The Oak Park contingent at the Chicago Gay Pride Parade in the early '90s. Rebekah Levin is kneeling on the left of the banner.
Finding a publisher - Some progress.
The Taylor Family Portrait, the first of the Oak Park Stories, is now being considered by the University of Chicago Press. As this press has an excellent anthropology catalog and has been publishing ethnographies about Chicago for over 50 years, it would be an ideal publisher. My editor at Chicago has expressed initial interest but as many of you know academic publishing is a slow and complex affair. The CD is now out for review by qualified academics. Should it get favorable comments it would then be presented to the press' board. If they pass it then the CD goes to a copy editor for fine tuning. I would assume the earliest it would appear would be in the Spring, 2005 catalog. I have some funds left from a grant by Temple University that I will use this summer to design the cover materials for the CD. My hope is that I can thereby keep the selling price as low as possible.
Rebekah and Sophie - A Lesbian Family Portrait - Reading and Writing.

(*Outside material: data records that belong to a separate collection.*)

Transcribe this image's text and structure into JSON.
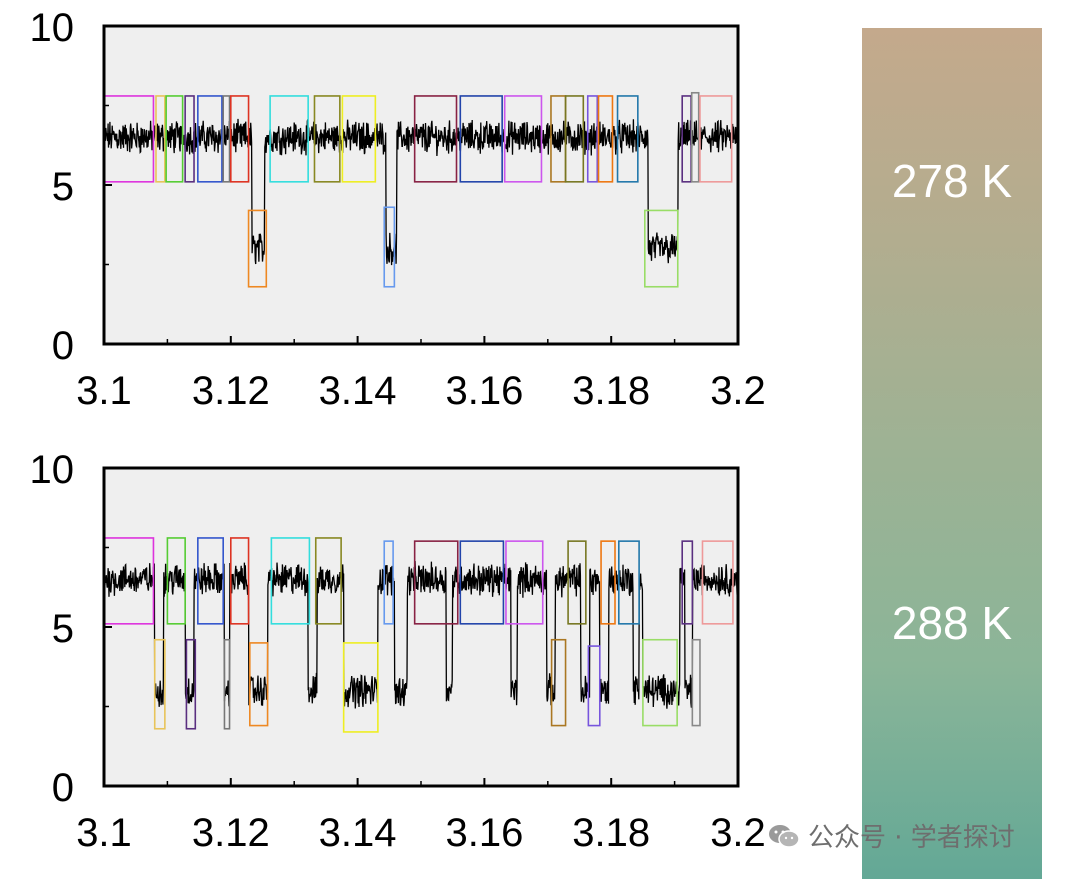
{
  "colors": {
    "gradient_top": "#c4a98c",
    "gradient_bottom": "#63a896",
    "plot_background": "#efefef",
    "trace": "#000000"
  },
  "temperature_bar": {
    "top_label": "278 K",
    "bottom_label": "288 K"
  },
  "watermark": {
    "icon": "wechat-icon",
    "text": "公众号 · 学者探讨"
  },
  "chart_data": [
    {
      "type": "line",
      "panel": "top",
      "xlim": [
        3.1,
        3.2
      ],
      "ylim": [
        0,
        10
      ],
      "xticks": [
        "3.1",
        "3.12",
        "3.14",
        "3.16",
        "3.18",
        "3.2"
      ],
      "yticks": [
        "0",
        "5",
        "10"
      ],
      "grid": false,
      "levels": {
        "high": 6.5,
        "low": 3.0
      },
      "noise": 0.4,
      "low_segments": [
        [
          3.1233,
          3.1253
        ],
        [
          3.1445,
          3.1462
        ],
        [
          3.1858,
          3.1905
        ]
      ],
      "state_boxes": [
        {
          "x0": 3.1,
          "x1": 3.1078,
          "y0": 5.1,
          "y1": 7.8,
          "color": "#dd33dd"
        },
        {
          "x0": 3.1082,
          "x1": 3.1096,
          "y0": 5.1,
          "y1": 7.8,
          "color": "#e8c45a"
        },
        {
          "x0": 3.1098,
          "x1": 3.1124,
          "y0": 5.1,
          "y1": 7.8,
          "color": "#55cc33"
        },
        {
          "x0": 3.1128,
          "x1": 3.1142,
          "y0": 5.1,
          "y1": 7.8,
          "color": "#5a2f80"
        },
        {
          "x0": 3.1148,
          "x1": 3.1186,
          "y0": 5.1,
          "y1": 7.8,
          "color": "#3355cc"
        },
        {
          "x0": 3.1188,
          "x1": 3.1198,
          "y0": 5.1,
          "y1": 7.8,
          "color": "#777777"
        },
        {
          "x0": 3.12,
          "x1": 3.1228,
          "y0": 5.1,
          "y1": 7.8,
          "color": "#dd3322"
        },
        {
          "x0": 3.1228,
          "x1": 3.1256,
          "y0": 1.8,
          "y1": 4.2,
          "color": "#ee8822"
        },
        {
          "x0": 3.1262,
          "x1": 3.1322,
          "y0": 5.1,
          "y1": 7.8,
          "color": "#33dddd"
        },
        {
          "x0": 3.1332,
          "x1": 3.1372,
          "y0": 5.1,
          "y1": 7.8,
          "color": "#888822"
        },
        {
          "x0": 3.1376,
          "x1": 3.1428,
          "y0": 5.1,
          "y1": 7.8,
          "color": "#eeee22"
        },
        {
          "x0": 3.1442,
          "x1": 3.1458,
          "y0": 1.8,
          "y1": 4.3,
          "color": "#6699ee"
        },
        {
          "x0": 3.149,
          "x1": 3.1556,
          "y0": 5.1,
          "y1": 7.8,
          "color": "#882244"
        },
        {
          "x0": 3.1562,
          "x1": 3.1628,
          "y0": 5.1,
          "y1": 7.8,
          "color": "#2244aa"
        },
        {
          "x0": 3.1632,
          "x1": 3.169,
          "y0": 5.1,
          "y1": 7.8,
          "color": "#cc55ee"
        },
        {
          "x0": 3.1705,
          "x1": 3.1728,
          "y0": 5.1,
          "y1": 7.8,
          "color": "#aa7722"
        },
        {
          "x0": 3.1728,
          "x1": 3.1756,
          "y0": 5.1,
          "y1": 7.8,
          "color": "#777722"
        },
        {
          "x0": 3.1763,
          "x1": 3.1778,
          "y0": 5.1,
          "y1": 7.8,
          "color": "#7755dd"
        },
        {
          "x0": 3.178,
          "x1": 3.1802,
          "y0": 5.1,
          "y1": 7.8,
          "color": "#ee7711"
        },
        {
          "x0": 3.181,
          "x1": 3.1842,
          "y0": 5.1,
          "y1": 7.8,
          "color": "#2277aa"
        },
        {
          "x0": 3.1853,
          "x1": 3.1905,
          "y0": 1.8,
          "y1": 4.2,
          "color": "#99dd66"
        },
        {
          "x0": 3.1912,
          "x1": 3.1926,
          "y0": 5.1,
          "y1": 7.8,
          "color": "#5a2f80"
        },
        {
          "x0": 3.1927,
          "x1": 3.1938,
          "y0": 5.1,
          "y1": 7.9,
          "color": "#888888"
        },
        {
          "x0": 3.194,
          "x1": 3.199,
          "y0": 5.1,
          "y1": 7.8,
          "color": "#ee9999"
        }
      ]
    },
    {
      "type": "line",
      "panel": "bottom",
      "xlim": [
        3.1,
        3.2
      ],
      "ylim": [
        0,
        10
      ],
      "xticks": [
        "3.1",
        "3.12",
        "3.14",
        "3.16",
        "3.18",
        "3.2"
      ],
      "yticks": [
        "0",
        "5",
        "10"
      ],
      "grid": false,
      "levels": {
        "high": 6.5,
        "low": 3.0
      },
      "noise": 0.4,
      "low_segments": [
        [
          3.108,
          3.1094
        ],
        [
          3.1128,
          3.1142
        ],
        [
          3.119,
          3.1198
        ],
        [
          3.1228,
          3.1258
        ],
        [
          3.1322,
          3.1336
        ],
        [
          3.1378,
          3.1432
        ],
        [
          3.1458,
          3.1478
        ],
        [
          3.154,
          3.155
        ],
        [
          3.1642,
          3.1652
        ],
        [
          3.1698,
          3.1712
        ],
        [
          3.1752,
          3.1766
        ],
        [
          3.1782,
          3.1796
        ],
        [
          3.1835,
          3.1844
        ],
        [
          3.185,
          3.1908
        ],
        [
          3.1916,
          3.1928
        ]
      ],
      "state_boxes": [
        {
          "x0": 3.1,
          "x1": 3.1078,
          "y0": 5.1,
          "y1": 7.8,
          "color": "#dd33dd"
        },
        {
          "x0": 3.108,
          "x1": 3.1096,
          "y0": 1.8,
          "y1": 4.6,
          "color": "#e8c45a"
        },
        {
          "x0": 3.11,
          "x1": 3.1128,
          "y0": 5.1,
          "y1": 7.8,
          "color": "#55cc33"
        },
        {
          "x0": 3.113,
          "x1": 3.1144,
          "y0": 1.8,
          "y1": 4.6,
          "color": "#5a2f80"
        },
        {
          "x0": 3.1148,
          "x1": 3.1188,
          "y0": 5.1,
          "y1": 7.8,
          "color": "#3355cc"
        },
        {
          "x0": 3.119,
          "x1": 3.1198,
          "y0": 1.8,
          "y1": 4.6,
          "color": "#777777"
        },
        {
          "x0": 3.12,
          "x1": 3.1228,
          "y0": 5.1,
          "y1": 7.8,
          "color": "#dd3322"
        },
        {
          "x0": 3.123,
          "x1": 3.1258,
          "y0": 1.9,
          "y1": 4.5,
          "color": "#ee8822"
        },
        {
          "x0": 3.1264,
          "x1": 3.1324,
          "y0": 5.1,
          "y1": 7.8,
          "color": "#33dddd"
        },
        {
          "x0": 3.1334,
          "x1": 3.1374,
          "y0": 5.1,
          "y1": 7.8,
          "color": "#888822"
        },
        {
          "x0": 3.1378,
          "x1": 3.1432,
          "y0": 1.7,
          "y1": 4.5,
          "color": "#eeee22"
        },
        {
          "x0": 3.1442,
          "x1": 3.1456,
          "y0": 5.1,
          "y1": 7.7,
          "color": "#6699ee"
        },
        {
          "x0": 3.149,
          "x1": 3.1558,
          "y0": 5.1,
          "y1": 7.7,
          "color": "#882244"
        },
        {
          "x0": 3.1562,
          "x1": 3.163,
          "y0": 5.1,
          "y1": 7.7,
          "color": "#2244aa"
        },
        {
          "x0": 3.1634,
          "x1": 3.1692,
          "y0": 5.1,
          "y1": 7.7,
          "color": "#cc55ee"
        },
        {
          "x0": 3.1706,
          "x1": 3.1728,
          "y0": 1.9,
          "y1": 4.6,
          "color": "#aa7722"
        },
        {
          "x0": 3.1732,
          "x1": 3.176,
          "y0": 5.1,
          "y1": 7.7,
          "color": "#777722"
        },
        {
          "x0": 3.1764,
          "x1": 3.1782,
          "y0": 1.9,
          "y1": 4.4,
          "color": "#7755dd"
        },
        {
          "x0": 3.1784,
          "x1": 3.1806,
          "y0": 5.1,
          "y1": 7.7,
          "color": "#ee7711"
        },
        {
          "x0": 3.1812,
          "x1": 3.1844,
          "y0": 5.1,
          "y1": 7.7,
          "color": "#2277aa"
        },
        {
          "x0": 3.185,
          "x1": 3.1904,
          "y0": 1.9,
          "y1": 4.6,
          "color": "#99dd66"
        },
        {
          "x0": 3.1912,
          "x1": 3.1928,
          "y0": 5.1,
          "y1": 7.7,
          "color": "#5a2f80"
        },
        {
          "x0": 3.1928,
          "x1": 3.194,
          "y0": 1.9,
          "y1": 4.6,
          "color": "#888888"
        },
        {
          "x0": 3.1944,
          "x1": 3.1992,
          "y0": 5.1,
          "y1": 7.7,
          "color": "#ee9999"
        }
      ]
    }
  ]
}
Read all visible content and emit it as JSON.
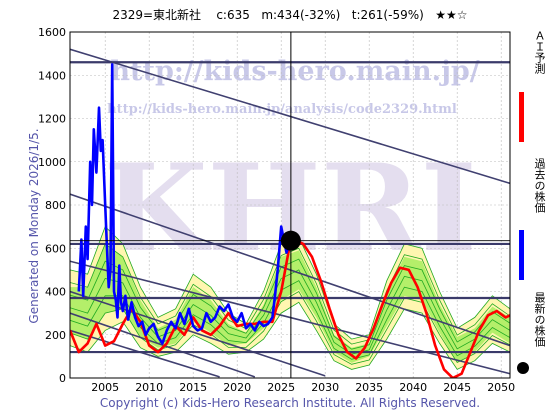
{
  "header": {
    "code_name": "2329=東北新社",
    "current": "c:635",
    "m_value": "m:434(-32%)",
    "t_value": "t:261(-59%)",
    "stars": "★★☆"
  },
  "footer": {
    "copyright": "Copyright (c) Kids-Hero Research Institute. All Rights Reserved."
  },
  "generated": "Generated on Monday 2026/1/5.",
  "watermark": {
    "url": "http://kids-hero.main.jp/",
    "analysis_url": "http://kids-hero.main.jp/analysis/code2329.html",
    "logo": "KHRI"
  },
  "legend": [
    {
      "label": "ＡＩ予測",
      "color": "#ff0000",
      "kind": "line"
    },
    {
      "label": "過去の株価",
      "color": "#0000ff",
      "kind": "line"
    },
    {
      "label": "最新の株価",
      "color": "#000000",
      "kind": "dot"
    }
  ],
  "colors": {
    "price": "#0000ff",
    "ai": "#ff0000",
    "band_outer": "#fff6b0",
    "band_inner": "#b4ef6a",
    "band_lines": "#22aa22",
    "trend": "#404070",
    "hline": "#3a3a6a"
  },
  "chart_data": {
    "type": "line",
    "xlim": [
      2001,
      2051
    ],
    "ylim": [
      0,
      1600
    ],
    "x_ticks": [
      2005,
      2010,
      2015,
      2020,
      2025,
      2030,
      2035,
      2040,
      2045,
      2050
    ],
    "y_ticks": [
      0,
      200,
      400,
      600,
      800,
      1000,
      1200,
      1400,
      1600
    ],
    "grid": true,
    "horizontal_levels": [
      1460,
      620,
      370,
      120
    ],
    "latest_point": {
      "x": 2026.1,
      "y": 635
    },
    "cursor_x": 2026.1,
    "trend_lines": [
      {
        "x": [
          2001,
          2051
        ],
        "y": [
          1520,
          900
        ]
      },
      {
        "x": [
          2001,
          2051
        ],
        "y": [
          850,
          150
        ]
      },
      {
        "x": [
          2001,
          2051
        ],
        "y": [
          540,
          20
        ]
      },
      {
        "x": [
          2001,
          2030
        ],
        "y": [
          400,
          10
        ]
      },
      {
        "x": [
          2001,
          2022
        ],
        "y": [
          300,
          5
        ]
      },
      {
        "x": [
          2001,
          2018
        ],
        "y": [
          220,
          5
        ]
      }
    ],
    "series": [
      {
        "name": "過去の株価",
        "x": [
          2002.0,
          2002.3,
          2002.5,
          2002.8,
          2003.0,
          2003.3,
          2003.5,
          2003.7,
          2004.0,
          2004.3,
          2004.5,
          2004.7,
          2005.0,
          2005.2,
          2005.4,
          2005.6,
          2005.8,
          2006.0,
          2006.2,
          2006.4,
          2006.6,
          2006.8,
          2007.0,
          2007.3,
          2007.6,
          2008.0,
          2008.4,
          2008.8,
          2009.2,
          2009.6,
          2010.0,
          2010.5,
          2011.0,
          2011.5,
          2012.0,
          2012.5,
          2013.0,
          2013.5,
          2014.0,
          2014.5,
          2015.0,
          2015.5,
          2016.0,
          2016.5,
          2017.0,
          2017.5,
          2018.0,
          2018.5,
          2019.0,
          2019.5,
          2020.0,
          2020.5,
          2021.0,
          2021.5,
          2022.0,
          2022.5,
          2023.0,
          2023.5,
          2024.0,
          2024.3,
          2024.6,
          2025.0,
          2025.3,
          2025.6,
          2026.0
        ],
        "y": [
          400,
          640,
          380,
          700,
          550,
          1000,
          800,
          1150,
          950,
          1250,
          1050,
          1100,
          800,
          600,
          420,
          500,
          1450,
          400,
          360,
          280,
          520,
          350,
          310,
          380,
          270,
          350,
          280,
          240,
          260,
          200,
          230,
          250,
          190,
          160,
          220,
          260,
          230,
          300,
          250,
          320,
          240,
          220,
          230,
          300,
          260,
          280,
          330,
          310,
          340,
          280,
          260,
          300,
          230,
          250,
          220,
          260,
          240,
          250,
          280,
          380,
          500,
          700,
          640,
          580,
          635
        ]
      },
      {
        "name": "ＡＩ予測",
        "x": [
          2001.0,
          2002.0,
          2003.0,
          2004.0,
          2005.0,
          2006.0,
          2007.0,
          2008.0,
          2009.0,
          2010.0,
          2011.0,
          2012.0,
          2013.0,
          2014.0,
          2015.0,
          2016.0,
          2017.0,
          2018.0,
          2019.0,
          2020.0,
          2021.0,
          2022.0,
          2023.0,
          2024.0,
          2025.0,
          2026.0,
          2026.5,
          2027.5,
          2028.5,
          2029.5,
          2030.5,
          2031.5,
          2032.5,
          2033.5,
          2034.5,
          2035.5,
          2036.5,
          2037.5,
          2038.5,
          2039.5,
          2040.5,
          2041.5,
          2042.5,
          2043.5,
          2044.5,
          2045.5,
          2046.5,
          2047.5,
          2048.5,
          2049.5,
          2050.5,
          2051.0
        ],
        "y": [
          220,
          120,
          160,
          250,
          150,
          170,
          250,
          320,
          260,
          150,
          120,
          160,
          240,
          200,
          280,
          220,
          200,
          240,
          300,
          240,
          250,
          250,
          260,
          260,
          400,
          620,
          640,
          620,
          560,
          450,
          320,
          200,
          120,
          90,
          140,
          230,
          340,
          440,
          510,
          500,
          420,
          300,
          150,
          40,
          0,
          20,
          120,
          220,
          290,
          310,
          280,
          290
        ]
      }
    ],
    "bands": {
      "x": [
        2001,
        2003,
        2005,
        2007,
        2009,
        2011,
        2013,
        2015,
        2017,
        2019,
        2021,
        2023,
        2025,
        2027,
        2029,
        2031,
        2033,
        2035,
        2037,
        2039,
        2041,
        2043,
        2045,
        2047,
        2049,
        2051
      ],
      "outer_upper": [
        500,
        480,
        700,
        620,
        420,
        280,
        320,
        480,
        420,
        300,
        250,
        400,
        620,
        650,
        480,
        250,
        180,
        200,
        450,
        620,
        600,
        400,
        230,
        280,
        380,
        320
      ],
      "outer_lower": [
        150,
        120,
        220,
        260,
        140,
        100,
        120,
        200,
        160,
        110,
        120,
        180,
        300,
        350,
        220,
        80,
        40,
        60,
        180,
        320,
        300,
        160,
        40,
        80,
        160,
        120
      ],
      "inner_upper": [
        420,
        420,
        620,
        560,
        360,
        230,
        270,
        420,
        360,
        250,
        210,
        340,
        560,
        590,
        420,
        200,
        140,
        160,
        390,
        560,
        540,
        340,
        190,
        230,
        330,
        280
      ],
      "inner_lower": [
        210,
        180,
        300,
        320,
        190,
        140,
        160,
        260,
        210,
        150,
        160,
        230,
        360,
        410,
        280,
        120,
        70,
        100,
        240,
        380,
        360,
        210,
        70,
        120,
        210,
        160
      ]
    }
  }
}
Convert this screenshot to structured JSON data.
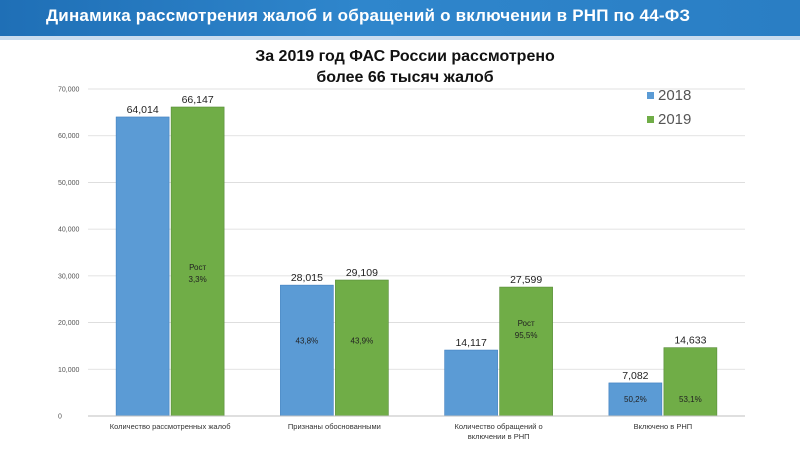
{
  "header": {
    "title": "Динамика рассмотрения жалоб и обращений о включении в РНП по 44-ФЗ"
  },
  "colors": {
    "header_bg": "#2a7ec4",
    "series_2018": "#5b9bd5",
    "series_2019": "#70ad47"
  },
  "chart_data": {
    "type": "bar",
    "title": "За 2019 год ФАС России рассмотрено более 66 тысяч жалоб",
    "title_lines": [
      "За 2019 год ФАС России рассмотрено",
      "более 66 тысяч жалоб"
    ],
    "xlabel": "",
    "ylabel": "",
    "ylim": [
      0,
      70000
    ],
    "yticks": [
      0,
      10000,
      20000,
      30000,
      40000,
      50000,
      60000,
      70000
    ],
    "ytick_labels": [
      "0",
      "10,000",
      "20,000",
      "30,000",
      "40,000",
      "50,000",
      "60,000",
      "70,000"
    ],
    "grid": true,
    "legend_position": "top-right",
    "categories": [
      "Количество рассмотренных жалоб",
      "Признаны обоснованными",
      "Количество обращений о включении в РНП",
      "Включено в РНП"
    ],
    "category_label_lines": [
      [
        "Количество рассмотренных жалоб"
      ],
      [
        "Признаны обоснованными"
      ],
      [
        "Количество обращений о",
        "включении в РНП"
      ],
      [
        "Включено в РНП"
      ]
    ],
    "series": [
      {
        "name": "2018",
        "values": [
          64014,
          28015,
          14117,
          7082
        ],
        "value_labels": [
          "64,014",
          "28,015",
          "14,117",
          "7,082"
        ],
        "inner_labels": [
          [],
          [
            "43,8%"
          ],
          [],
          [
            "50,2%"
          ]
        ]
      },
      {
        "name": "2019",
        "values": [
          66147,
          29109,
          27599,
          14633
        ],
        "value_labels": [
          "66,147",
          "29,109",
          "27,599",
          "14,633"
        ],
        "inner_labels": [
          [
            "Рост",
            "3,3%"
          ],
          [
            "43,9%"
          ],
          [
            "Рост",
            "95,5%"
          ],
          [
            "53,1%"
          ]
        ]
      }
    ]
  }
}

Dylan was correct but several decades off - "The Times Really Are a Changin."
I am on leave from my university this term and will officially retire in June. This change has provided me with more time to devote to the second family portrait. I have completed transcribing all of the video interviews and will begin "paper editing" them as the first step to video editing. As the video materials are slightly different from those I used in the Taylor family portrait the structure of this family portrait will be slightly different. I have spent most of the time this quarter gathering together and editing the materials I collected relevant to Rebekah and Sophie's family portrait - scholarly articles, newspaper articles, materials from the gay and lesbian press. As I intend to contextualize this family with a larger arena, I am trying to keep up with the debate about gay and lesbian marriage and other civil rights issues. As the controversy over same sex unions is a daily event both in the national press and in gay and lesbian publications, it is a daunting task to keep current. I realize that no matter how hard I try some of what I say will be outdated by the time it is published. As I am not someone well versed in the literature about gay and lesbian culture, I find the reading I am doing fascinating as some of it goes to the heart of important anthropological concerns about what constitutes a family and what is "normal." My plan is to complete this family portrait by the fall and begin "Helena's Story" - the next family portrait by the end of this year. Being in Oak Park for the summer will surely expedite the process.
Hometown Ethnographies
When I started this project I did not know of any other anthropologists who had studied their hometown, The received wisdom of the profession was that one should be able to have some distance from the object of study and studying where you were born was therefore impossible. That is changing, a bit. A colleague recently point out that Douglas Foley had written The Heartland Chronicles in 1995 (Philadelphia: University of Pennsylvania Press). Foley returned to his place of birth in Iowa to explore Euro-American and Native American relations. He does so in a most reflexive way. I certainly resonate with his conclusions about the nature of ethnography. “May be"social science" boils down to one person trying to understand him- or herself enough to understand other people. Maybe social science storytellers are not all that different from literary storytellers. Perhaps knowing Mom better was absolutely crucial for understanding abandoned Mesquaki mothers and grieving Mesquaki men (The Native Americans in Iowa). Of course, understanding another culture takes much more than simple empathy. It takes endless hours of listening to people and observing, constant recording and reflecting, a grab-bag of theories to ply. But knowing yourself always seems like the biggest part of understanding others. In this case, exploring my memories and missing past probably influenced greatly the stories I chose to tell." p. 220
I had known about Sherry Ortner's long term ethnographic exploration of her high school class but only recently obtained the book she produced from it - New Jersey Dreaming: Capital, Culture, and the Class of '58 (Durham: Duke University Press 2003). Three studies do not a trend make but it does suggest that my profession might be making a slight adjustment to the world in which we live and abandoning some outworn notions of what constitutes an "anthropological subject."